This is the only recognized rookie card of one of the hockey's most likable, yet competitive players. At only 150 or so pounds, King Clancy was not the biggest man on the ice but he was certainly one of the toughest. Clancy, a defenseman, began his career with the Ottawa Senators and helped lead them to two Stanley Cups in 1923 and
1927. In 1930, the Toronto Maple Leafs acquired the energetic defender in hopes that Clancy could help the team reach championship form and that's exactly what he did. In 1932, Clancy helped bring the first Stanley Cup to Toronto and he did it during the first year at Maple Leaf Gardens. Clancy retired from the game during the 1936-37 season after scoring 136 goals in his career. He then tried his hand at coaching, refereeing and management during the next few decades. In fact, Clancy worked in the Toronto front office during the 1960s when the Maple Leafs won four Stanley Cups. This four-time All-Star was inducted into the Hockey Hall of Fame in 1958 and, each year, a current player is awarded the King Clancy Trophy for his charitable efforts in the community. This issue, which contains 40 blank-backed cards, measures approximately 2" by 3 ¼" and is very difficult to locate in high-grade. The paper stock is quite thin on this sepiatoned issue, making the cards very susceptible to paper wrinkles and creasing.

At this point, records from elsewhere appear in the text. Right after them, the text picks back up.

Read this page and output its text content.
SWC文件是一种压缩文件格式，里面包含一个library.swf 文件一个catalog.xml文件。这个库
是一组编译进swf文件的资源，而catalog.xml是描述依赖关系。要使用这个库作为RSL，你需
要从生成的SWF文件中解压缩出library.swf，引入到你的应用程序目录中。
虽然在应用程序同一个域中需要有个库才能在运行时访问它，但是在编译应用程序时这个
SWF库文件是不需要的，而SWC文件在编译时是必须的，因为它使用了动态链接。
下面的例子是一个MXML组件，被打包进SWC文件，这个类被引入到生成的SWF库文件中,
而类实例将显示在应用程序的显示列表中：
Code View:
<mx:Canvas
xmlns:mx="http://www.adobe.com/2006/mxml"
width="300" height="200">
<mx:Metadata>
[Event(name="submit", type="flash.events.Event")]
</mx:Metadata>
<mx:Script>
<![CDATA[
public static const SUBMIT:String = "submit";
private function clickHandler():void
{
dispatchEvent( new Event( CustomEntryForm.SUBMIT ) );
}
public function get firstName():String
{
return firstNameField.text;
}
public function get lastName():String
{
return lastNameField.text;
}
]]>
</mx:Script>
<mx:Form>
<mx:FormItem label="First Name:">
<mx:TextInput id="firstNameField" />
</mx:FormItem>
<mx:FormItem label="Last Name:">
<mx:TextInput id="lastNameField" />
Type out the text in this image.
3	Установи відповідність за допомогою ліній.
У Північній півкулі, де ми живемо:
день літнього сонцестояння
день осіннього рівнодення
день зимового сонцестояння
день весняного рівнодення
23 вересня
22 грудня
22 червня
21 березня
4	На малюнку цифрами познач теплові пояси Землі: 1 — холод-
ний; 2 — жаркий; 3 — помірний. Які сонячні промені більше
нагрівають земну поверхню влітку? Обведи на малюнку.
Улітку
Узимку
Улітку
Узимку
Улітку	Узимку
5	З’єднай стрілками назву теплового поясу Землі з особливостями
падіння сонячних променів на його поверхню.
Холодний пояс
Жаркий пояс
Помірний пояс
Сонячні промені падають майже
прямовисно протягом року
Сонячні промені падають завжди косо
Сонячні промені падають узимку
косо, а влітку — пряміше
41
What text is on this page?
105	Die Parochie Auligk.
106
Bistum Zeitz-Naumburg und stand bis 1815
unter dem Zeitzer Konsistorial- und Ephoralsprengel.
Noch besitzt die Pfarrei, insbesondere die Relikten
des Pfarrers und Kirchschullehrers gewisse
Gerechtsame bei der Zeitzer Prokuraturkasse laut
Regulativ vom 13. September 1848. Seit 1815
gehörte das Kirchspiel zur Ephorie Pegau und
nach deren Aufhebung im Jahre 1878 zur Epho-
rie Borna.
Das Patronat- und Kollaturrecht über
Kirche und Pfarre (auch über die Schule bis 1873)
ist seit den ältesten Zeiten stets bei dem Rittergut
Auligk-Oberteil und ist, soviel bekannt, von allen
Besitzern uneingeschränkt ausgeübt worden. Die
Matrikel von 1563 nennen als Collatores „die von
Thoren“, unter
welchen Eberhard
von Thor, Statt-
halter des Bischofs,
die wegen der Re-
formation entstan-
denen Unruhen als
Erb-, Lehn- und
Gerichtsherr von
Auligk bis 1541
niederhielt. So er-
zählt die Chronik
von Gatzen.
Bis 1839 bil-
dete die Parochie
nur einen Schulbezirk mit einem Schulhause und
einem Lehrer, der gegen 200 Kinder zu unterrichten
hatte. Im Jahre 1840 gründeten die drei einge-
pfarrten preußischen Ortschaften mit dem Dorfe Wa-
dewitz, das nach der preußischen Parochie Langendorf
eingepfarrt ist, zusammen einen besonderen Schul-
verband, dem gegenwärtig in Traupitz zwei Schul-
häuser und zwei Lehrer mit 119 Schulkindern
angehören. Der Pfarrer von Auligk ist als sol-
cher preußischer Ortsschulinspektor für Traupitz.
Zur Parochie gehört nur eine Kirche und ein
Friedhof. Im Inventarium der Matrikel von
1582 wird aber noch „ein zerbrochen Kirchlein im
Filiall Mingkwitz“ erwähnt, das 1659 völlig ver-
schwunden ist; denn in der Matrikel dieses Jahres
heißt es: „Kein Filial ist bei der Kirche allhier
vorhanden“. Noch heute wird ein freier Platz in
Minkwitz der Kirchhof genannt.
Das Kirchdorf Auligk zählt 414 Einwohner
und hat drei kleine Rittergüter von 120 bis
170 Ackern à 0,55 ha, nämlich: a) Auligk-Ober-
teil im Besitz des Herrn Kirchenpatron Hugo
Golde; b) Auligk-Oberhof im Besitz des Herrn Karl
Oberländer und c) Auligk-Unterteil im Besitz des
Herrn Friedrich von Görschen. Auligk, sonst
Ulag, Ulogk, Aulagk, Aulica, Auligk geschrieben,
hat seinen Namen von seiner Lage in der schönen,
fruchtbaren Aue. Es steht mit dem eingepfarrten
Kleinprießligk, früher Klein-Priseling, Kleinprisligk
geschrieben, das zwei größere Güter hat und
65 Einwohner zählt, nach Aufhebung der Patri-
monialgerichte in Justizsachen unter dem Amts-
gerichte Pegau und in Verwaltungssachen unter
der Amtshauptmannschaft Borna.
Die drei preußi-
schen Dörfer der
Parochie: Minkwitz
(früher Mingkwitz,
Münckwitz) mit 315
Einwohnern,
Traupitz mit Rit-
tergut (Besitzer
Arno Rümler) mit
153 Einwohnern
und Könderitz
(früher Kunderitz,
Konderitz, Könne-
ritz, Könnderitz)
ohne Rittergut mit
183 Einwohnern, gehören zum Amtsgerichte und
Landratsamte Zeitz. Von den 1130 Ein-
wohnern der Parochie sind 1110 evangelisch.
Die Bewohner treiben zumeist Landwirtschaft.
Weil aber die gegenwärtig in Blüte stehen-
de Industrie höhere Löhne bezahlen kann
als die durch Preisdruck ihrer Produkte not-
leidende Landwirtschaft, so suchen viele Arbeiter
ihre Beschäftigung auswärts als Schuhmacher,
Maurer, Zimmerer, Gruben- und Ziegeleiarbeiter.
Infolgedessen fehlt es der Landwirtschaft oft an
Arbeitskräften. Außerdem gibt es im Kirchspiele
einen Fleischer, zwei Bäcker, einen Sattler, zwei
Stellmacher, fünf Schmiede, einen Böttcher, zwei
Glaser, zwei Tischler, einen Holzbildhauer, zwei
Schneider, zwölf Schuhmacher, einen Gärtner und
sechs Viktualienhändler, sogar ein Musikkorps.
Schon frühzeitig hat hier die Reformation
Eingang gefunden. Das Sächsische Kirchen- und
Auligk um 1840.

Francis M. “King” Clancy (February 25, 1902 - November 10, 1986) became the first person to play all six positions during one game in 1923. Nicknamed after his father, known as King Clancy of the Ottawa Riders, Frank played defense for 16 seasons in the National Hockey League with the Ottawa Senators (1921-1930) and the Toronto Maple Leafs (1930-1937). Clancy’s feisty approach and passion for the game endeared him to his teammates and fans alike, as he, though relatively small at 155 pounds, took on anyone who entered his defensive zone, no matter their size or strength. He rarely won a fight, but refused to back down were the situation to arise. King was a key figure as the Ottawa Senators marched to the 1923 and 1927 Stanley Cup Championships over the Montreal Canadiens and Boston Bruins, respectively. He scored ten or more goals three times as a Senator and repeated that feat as a Maple Leaf. In what came to be known as the “best deal in hockey”, Conn Smythe and the Toronto Maple Leafs acquired Clancy for two players and an unprecedented $35,000 – money Smythe had won betting the ponies. The addition of Clancy gave the Leafs the final piece of the puzzle that would win them the 1932 Stanley Cup. Playing alongside no less than seven future Hockey Hall of Famers including Ace Bailey, Charlie Conacher and Hap Day, the Maple Leafs defeated the Chicago Black Hawks, Montreal Maroons and completed a three games sweep of the New York Rangers to capture the league title. King Clancy finished his playing career with 136 goals and 147 assists in 592 career games and was named to two NHL All-Star First Teams. Following his playing days, he became a league referee for eleven years before being lured into coaching duties with the Montreal Maroons (1937-38) and the Maple Leafs (1953-1956). He compiled a coaching record of 86-92-50 in 228 games before joining the Leafs front office. King Clancy was inducted into the Hockey Hall of Fame in 1958. In 1988, the King Clancy Memorial Award, honoring the NHL player who demonstrates leadership qualities on and off the ice and who makes exceptional humanitarian contributions to his community was established.